On Sun, Dec 11, 2005 at 02:03:20AM +1100, Brendan O'Dea wrote:
> On Thu, Dec 08, 2005 at 12:41:02PM -0800, Charles Stevenson wrote:
> >[EMAIL PROTECTED]:~$ perl -e 'printf("%2918905856\$vs")'
> >Segmentation fault

> >I haven't had time yet but I imagine it might be possible to gain root
> >through perl-suid.

> This is not a buffer overflow.

> You're causing a SEGV by attempting to address a non-existant argument
> to printf.  You don't need a large number to do this--the same happens
> with:

>   perl -e 'printf q/%1$vs/'

> Addressing memory (or the failure to do so) is not a security risk in
> the same way that a buffer overflow is:  the program simply aborts as
> opposed to continuing to run, potentially executing exploit code.

Although this is not a buffer overflow, there have been a number of
printf-based exploits for C programs that do their work by tricking the
program into reading from "uninitialized" locations in memory.  The fact
that this is not a buffer overflow is not itself evidence that it cannot be
exploited; if this is indeed a segfault, a segfault when trying to read from
one memory address can easily become an exploit when reading from another.

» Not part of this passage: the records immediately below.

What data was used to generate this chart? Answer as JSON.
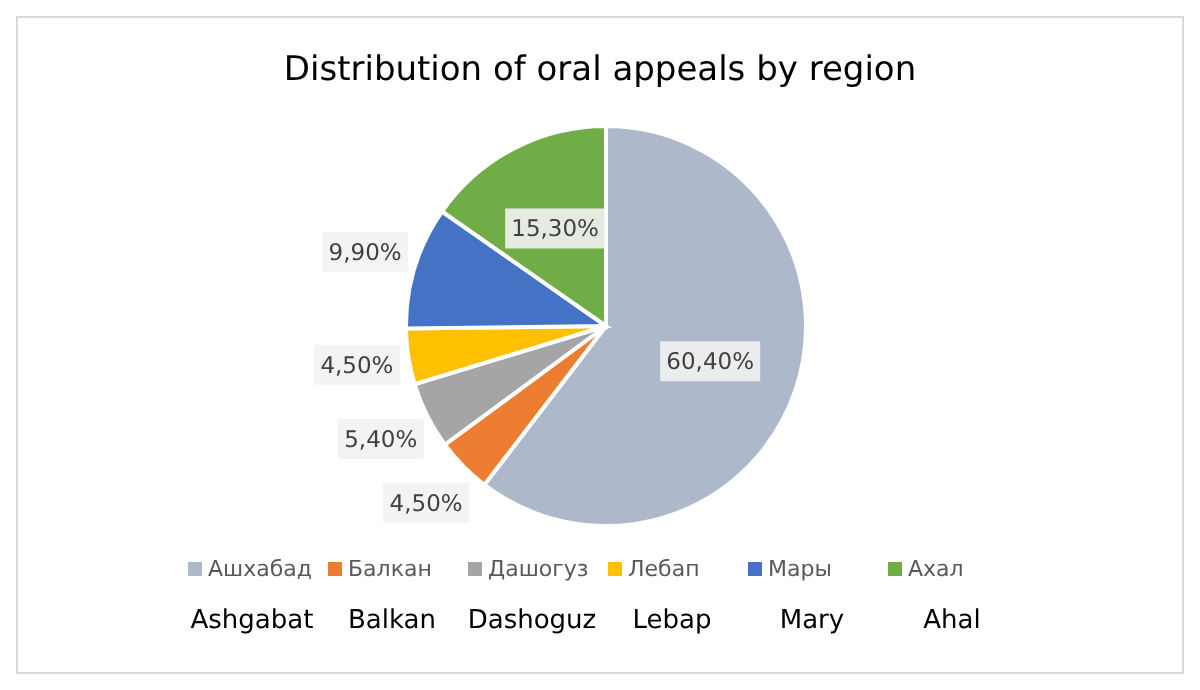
{
  "chart_data": {
    "type": "pie",
    "title": "Distribution of oral appeals by region",
    "categories": [
      "Ашхабад",
      "Балкан",
      "Дашогуз",
      "Лебап",
      "Мары",
      "Ахал"
    ],
    "values": [
      60.4,
      4.5,
      5.4,
      4.5,
      9.9,
      15.3
    ],
    "colors": [
      "#adb9ca",
      "#ed7d31",
      "#a5a5a5",
      "#ffc000",
      "#4472c4",
      "#70ad47"
    ],
    "value_labels": [
      "60,40%",
      "4,50%",
      "5,40%",
      "4,50%",
      "9,90%",
      "15,30%"
    ],
    "annotations": [
      "Ashgabat",
      "Balkan",
      "Dashoguz",
      "Lebap",
      "Mary",
      "Ahal"
    ],
    "legend": "bottom"
  }
}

Still, as noted in the bug history, allowing untrusted printf strings from
the user or using horribly broken printf format strings is more a bug in the
perl *program*, not in the perl *interpreter*...

-- 
Steve Langasek                   Give me a lever long enough and a Free OS
Debian Developer                   to set it on, and I can move the world.